Perhaps imagining a Jehovah, the poet sees a prophet’s arrival as inevitable:

When you come, as you soon must, to the streets of our city,
Mad-eyed from stating the obvious.
Not proclaiming our fall but begging us
In God’s name to have self-pity.

If we are to truly care for ourselves, however, we can’t simply be told we face annihilation, whether by means of long-range rockets or something else. Such an appeal will not touch our hearts or imaginations:

Spare us all word of the weapons, their force and range,
The long numbers that rocket the mind;
Our slow, unreckoning hearts will be left behind,
Unable to fear what is too strange.

Nor shall you scare us with talk of the death of the race.
How should we dream of this place without us?—
The sun mere fire, the leaves untroubled about us,
A stone look on the stone’s face?

Focus instead, the poet tells us, on those small losses—especially in nature (“the world’s own change”)—that sear our souls. Think of losing “the dolphin’s arc, the dove’s return.” The images he offers up are not earth-shattering but as a result are all the more powerful: the white-tailed deer slipping away, a lark avoiding “the reaches of our eye,” a jack-pine losing “its knuckled grip/on the cold ledge” and tumbling into the gorge. We ourselves could be that pine, hanging on for dear life:

Speak of the world’s own change. Though we cannot conceive
Of an undreamt thing, we know to our cost
How the dreamt cloud crumbles, the vines are blackened by frost,
How the view alters. We could believe,

If you told us so, that the white-tailed deer will slip
Into perfect shade, grown perfectly shy,
The lark avoid the reaches of our eye,
The jack-pine lose its knuckled grip

On the cold ledge, and every torrent burn
As Xanthus once, its gliding trout
Stunned in a twinkling. What should we be without
The dolphin’s arc, the dove’s return…

I myself have used the image of the burning Xanthus River to capture the horrors of climate change. Fire from the blacksmith god Hephaistos blasts the vegetation and scalds the fish to beat back a river:

Then against the river
Hephaistos turned his bright flame, and the elms
and tamarisks and willows burned away,
with all the clover, galingale, and rushes
plentiful along the winding streams.
Then eels and fish, in backwaters, in currents,
wriggled here and there at the scalding breath
of torrid blasts from the great smith, Hephaistos…
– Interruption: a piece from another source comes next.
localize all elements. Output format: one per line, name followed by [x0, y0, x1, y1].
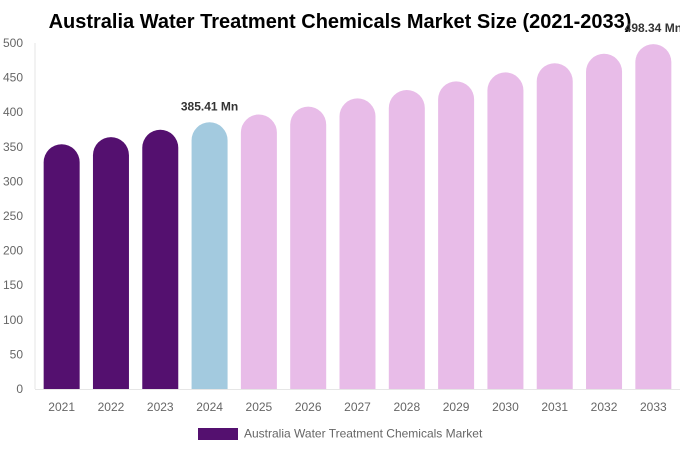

Because we see our spiritual selves in nature’s mirror, we lose the “rose of our love,” the “horse of our courage,” the “singing locust of the soul unshelled” when the glass is “obscured or broken.” Nature calls “our natures forth,” giving us a “live tongue” that helps us say “all we mean or wish to mean”:

These things in which we have seen ourselves and spoken?
Ask us, prophet, how we shall call
Our natures forth when that live tongue is all
Dispelled, that glass obscured or broken

In which we have said the rose of our love and the clean
Horse of our courage, in which beheld
The singing locust of the soul unshelled,
And all we mean or wish to mean.

The poem ends with a dark question: even Dante’s divine rose, found in paradise (“worldless rose) will not sustain our hearts if it is not grounded in an actual worldly rose. Our vision of the “lofty and long standing” require actual oaks in our lives—or, should I say, redwoods, many of which are burning in California’s devastating fires. The “bronze annals” of manufactured human history only appear majestic when we have things like trees to compare them to:

Ask us, ask us whether with the worldless rose
Our hearts shall fail us; come demanding
Whether there shall be lofty or long standing
When the bronze annals of the oak-tree close.

In other words, if the prophet wants to get our attention, he or she will emphasize how all the we value, the soulful parts of ourselves, are inextricably entwined with the natural world.